Private pathology giant Australian Clinical Labs has agreed to pay $5.8 million over a data breach in early 2022, in what would be the first civil penalty to be handed down for breaches of the Privacy Act.
Australian Clinical Labs (ACL), a private provider of pathology services around the country, and the Office of the Australian Information Commissioner (OAIC) reached an agreement earlier this week to resolve civil penalty proceedings in the Federal Court which began in late 2023.
The two parties have filed a statement of agreed facts and admissions, and joint submissions with the Federal Court, proposing that ACL pay $5.8 million for contraventions of the Privacy Act, and $400,000 to OAIC for its legal costs.
“This resolution allows ACL to move forward with certainty and focus on our strategic objectives and continued delivery of high-quality pathology services to our patients and value to shareholders,” an ACL statement said.
“ACL would like to again apologise to the Medlab customers and employees that were impacted as a result of this cyberattack.
“While the Medlab cyberattack was isolated to the newly acquired Medlab business, we remain steadfast in our commitment to the protection of patient data, data governance and continuously improving our cybersecurity systems and controls.”

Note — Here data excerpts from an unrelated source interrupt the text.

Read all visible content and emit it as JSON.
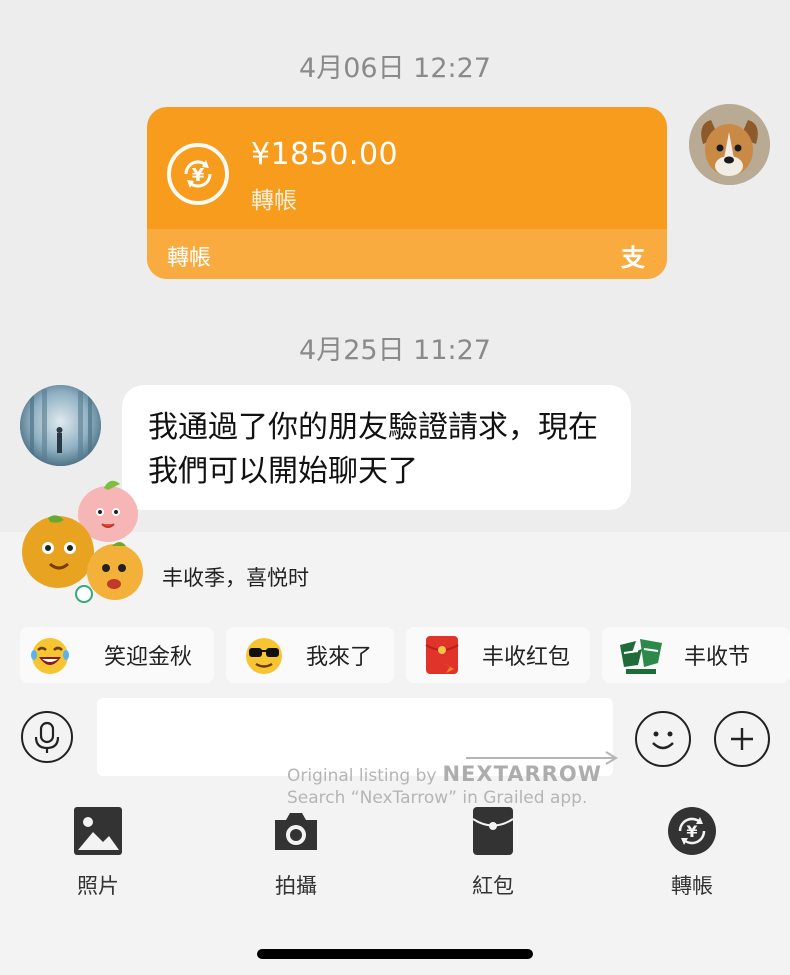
{
  "timestamps": [
    "4月06日 12:27",
    "4月25日 11:27"
  ],
  "transfer": {
    "amount": "¥1850.00",
    "label": "轉帳",
    "footer_label": "轉帳",
    "pay_glyph": "支",
    "coin_symbol": "¥"
  },
  "message": {
    "text": "我通過了你的朋友驗證請求，現在我們可以開始聊天了"
  },
  "promo": {
    "text": "丰收季，喜悦时"
  },
  "quick_chips": [
    {
      "label": "笑迎金秋",
      "icon": "laughing-emoji-icon"
    },
    {
      "label": "我來了",
      "icon": "sunglasses-emoji-icon"
    },
    {
      "label": "丰收红包",
      "icon": "red-packet-icon"
    },
    {
      "label": "丰收节",
      "icon": "yuanqi-sticker-icon"
    }
  ],
  "input": {
    "placeholder": ""
  },
  "watermark": {
    "line1_prefix": "Original listing by",
    "brand": "NEXTARROW",
    "line2": "Search “NexTarrow” in Grailed app."
  },
  "tools": [
    {
      "label": "照片",
      "icon": "photo-icon"
    },
    {
      "label": "拍攝",
      "icon": "camera-icon"
    },
    {
      "label": "紅包",
      "icon": "red-envelope-icon"
    },
    {
      "label": "轉帳",
      "icon": "transfer-icon"
    }
  ],
  "colors": {
    "transfer_orange": "#f79c1c",
    "transfer_orange_light": "#f9ab40",
    "background": "#ededed",
    "bubble": "#ffffff"
  }
}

The agreement is still subject to Federal Court approval, with the court reserving its judgement earlier this week.
The 2022 cyberattack
The court action relates to a cyberattack on Medlab in February 2022, which had been acquired by ACL in December 2021, that impacted an estimated 223,000 Australians.

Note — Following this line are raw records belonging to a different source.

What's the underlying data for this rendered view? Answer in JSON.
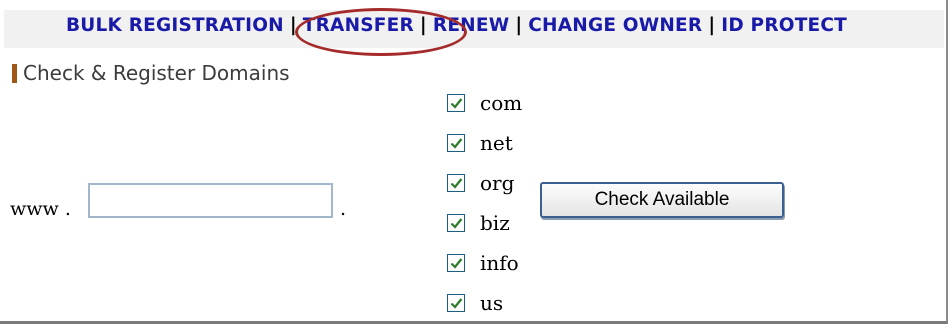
{
  "nav": {
    "items": [
      {
        "label": "BULK REGISTRATION"
      },
      {
        "label": "TRANSFER"
      },
      {
        "label": "RENEW"
      },
      {
        "label": "CHANGE OWNER"
      },
      {
        "label": "ID PROTECT"
      }
    ],
    "separator": "|",
    "highlighted": "TRANSFER",
    "highlight_color": "#a52a2a",
    "link_color": "#1a1aa8"
  },
  "section": {
    "title": "Check & Register Domains",
    "accent_color": "#a0581a"
  },
  "form": {
    "prefix": "www .",
    "input_value": "",
    "suffix": ".",
    "tlds": [
      {
        "label": "com",
        "checked": true
      },
      {
        "label": "net",
        "checked": true
      },
      {
        "label": "org",
        "checked": true
      },
      {
        "label": "biz",
        "checked": true
      },
      {
        "label": "info",
        "checked": true
      },
      {
        "label": "us",
        "checked": true
      }
    ],
    "submit_label": "Check Available"
  }
}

Some of the data obtained as part of the cyberattack related to health, along with personal details and credit and Medicare numbers, which were eventually posted on the dark web.

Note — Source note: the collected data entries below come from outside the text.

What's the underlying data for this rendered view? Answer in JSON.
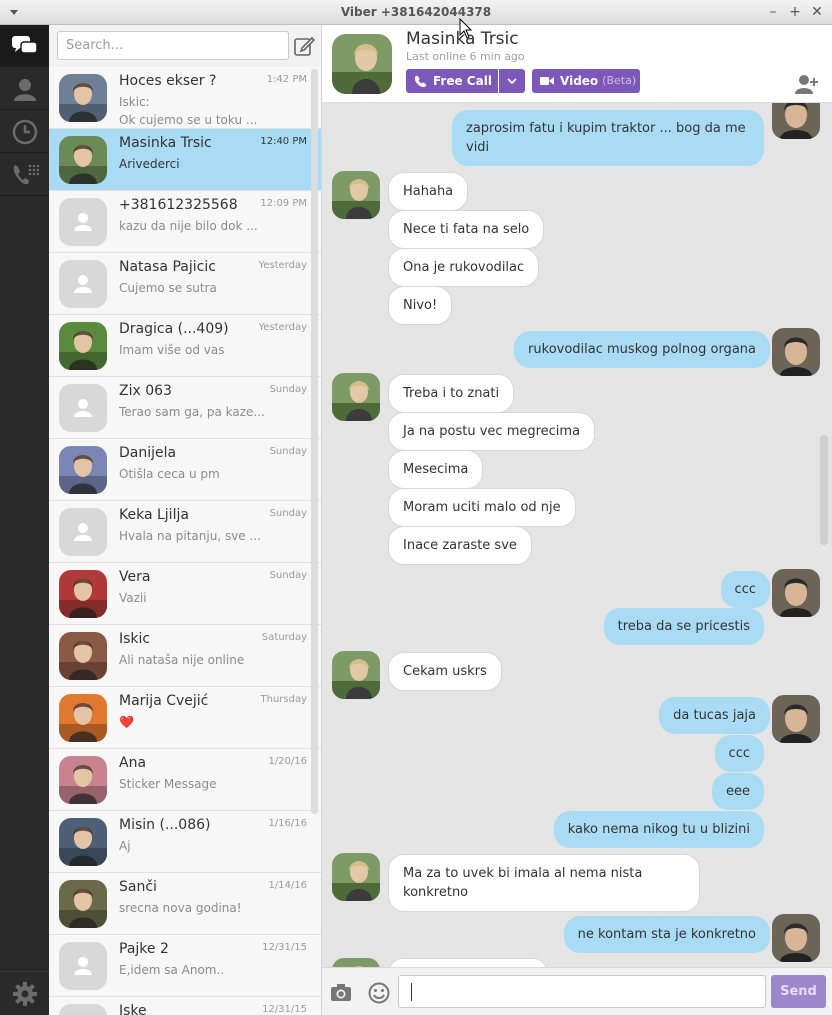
{
  "window": {
    "title": "Viber +381642044378",
    "min": "–",
    "max": "+",
    "close": "✕"
  },
  "search": {
    "placeholder": "Search..."
  },
  "conversations": [
    {
      "name": "Hoces ekser ?",
      "time": "1:42 PM",
      "line1": "Iskic:",
      "line2": "Ok cujemo se u toku ...",
      "avatar": "photo",
      "tone": "#6e7f96"
    },
    {
      "name": "Masinka Trsic",
      "time": "12:40 PM",
      "line1": "Arivederci",
      "line2": "",
      "avatar": "photo",
      "tone": "#6a8a56",
      "active": true
    },
    {
      "name": "+381612325568",
      "time": "12:09 PM",
      "line1": "kazu da nije bilo dok ...",
      "line2": "",
      "avatar": "default"
    },
    {
      "name": "Natasa Pajicic",
      "time": "Yesterday",
      "line1": "Cujemo se sutra",
      "line2": "",
      "avatar": "default"
    },
    {
      "name": "Dragica (...409)",
      "time": "Yesterday",
      "line1": "Imam više od vas",
      "line2": "",
      "avatar": "photo",
      "tone": "#5a8a3e"
    },
    {
      "name": "Zix 063",
      "time": "Sunday",
      "line1": "Terao sam ga, pa kaze...",
      "line2": "",
      "avatar": "default"
    },
    {
      "name": "Danijela",
      "time": "Sunday",
      "line1": "Otišla ceca u pm",
      "line2": "",
      "avatar": "photo",
      "tone": "#7b86b5"
    },
    {
      "name": "Keka Ljilja",
      "time": "Sunday",
      "line1": "Hvala na pitanju,  sve ...",
      "line2": "",
      "avatar": "default"
    },
    {
      "name": "Vera",
      "time": "Sunday",
      "line1": "Vazii",
      "line2": "",
      "avatar": "photo",
      "tone": "#b03a3a"
    },
    {
      "name": "Iskic",
      "time": "Saturday",
      "line1": "Ali nataša  nije online",
      "line2": "",
      "avatar": "photo",
      "tone": "#8b5a45"
    },
    {
      "name": "Marija Cvejić",
      "time": "Thursday",
      "line1": "❤️",
      "line2": "",
      "avatar": "photo",
      "tone": "#e07830"
    },
    {
      "name": "Ana",
      "time": "1/20/16",
      "line1": "Sticker Message",
      "line2": "",
      "avatar": "photo",
      "tone": "#c9838f"
    },
    {
      "name": "Misin (...086)",
      "time": "1/16/16",
      "line1": "Aj",
      "line2": "",
      "avatar": "photo",
      "tone": "#4e5f78"
    },
    {
      "name": "Sanči",
      "time": "1/14/16",
      "line1": "srecna nova godina!",
      "line2": "",
      "avatar": "photo",
      "tone": "#6a6a4a"
    },
    {
      "name": "Pajke 2",
      "time": "12/31/15",
      "line1": "E,idem sa Anom..",
      "line2": "",
      "avatar": "default"
    },
    {
      "name": "Iske",
      "time": "12/31/15",
      "line1": "",
      "line2": "",
      "avatar": "default"
    }
  ],
  "chat": {
    "name": "Masinka Trsic",
    "status": "Last online 6 min ago",
    "call_label": "Free Call",
    "video_label": "Video",
    "video_beta": "(Beta)",
    "send_label": "Send",
    "messages": [
      {
        "dir": "out",
        "text": "zaprosim fatu i kupim traktor ... bog da me vidi"
      },
      {
        "dir": "in",
        "text": "Hahaha"
      },
      {
        "dir": "in",
        "text": "Nece ti fata na selo"
      },
      {
        "dir": "in",
        "text": "Ona je rukovodilac"
      },
      {
        "dir": "in",
        "text": "Nivo!"
      },
      {
        "dir": "out",
        "text": "rukovodilac muskog polnog organa"
      },
      {
        "dir": "in",
        "text": "Treba i to znati"
      },
      {
        "dir": "in",
        "text": "Ja na postu vec megrecima"
      },
      {
        "dir": "in",
        "text": "Mesecima"
      },
      {
        "dir": "in",
        "text": "Moram uciti malo od nje"
      },
      {
        "dir": "in",
        "text": "Inace zaraste sve"
      },
      {
        "dir": "out",
        "text": "ccc"
      },
      {
        "dir": "out",
        "text": "treba da se pricestis"
      },
      {
        "dir": "in",
        "text": "Cekam uskrs"
      },
      {
        "dir": "out",
        "text": "da tucas jaja"
      },
      {
        "dir": "out",
        "text": "ccc"
      },
      {
        "dir": "out",
        "text": "eee"
      },
      {
        "dir": "out",
        "text": "kako nema nikog tu u blizini"
      },
      {
        "dir": "in",
        "text": "Ma za to uvek bi  imala al nema nista konkretno"
      },
      {
        "dir": "out",
        "text": "ne kontam sta je konkretno"
      }
    ]
  }
}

OAIC began the Federal Court proceedings in late 2023, alleging that from May 2021 to September 2022, ACL “seriously interfered with the privacy of millions of Australians by failing to take reasonable steps to protect their personal information from unauthorised access or disclosure in breach of the Privacy Act”.
Doing so left the company vulnerable to cyberattack, the privacy watchdog claimed.
OAIC also alleged that following the attack, ACL failed to carry out a reasonable assessment of whether it constituted a data breach and failed to notify it as soon as practicable.
The company first became aware of unauthorised third-party access to the Medlab server in February 2023, but a review found that no information had been compromised.
But a month later, the Australian Cyber Security Centre (ACSC) informed the company that it may have been the victim of a ransomware incident, with ACL again replying that it did not believe this to be the case.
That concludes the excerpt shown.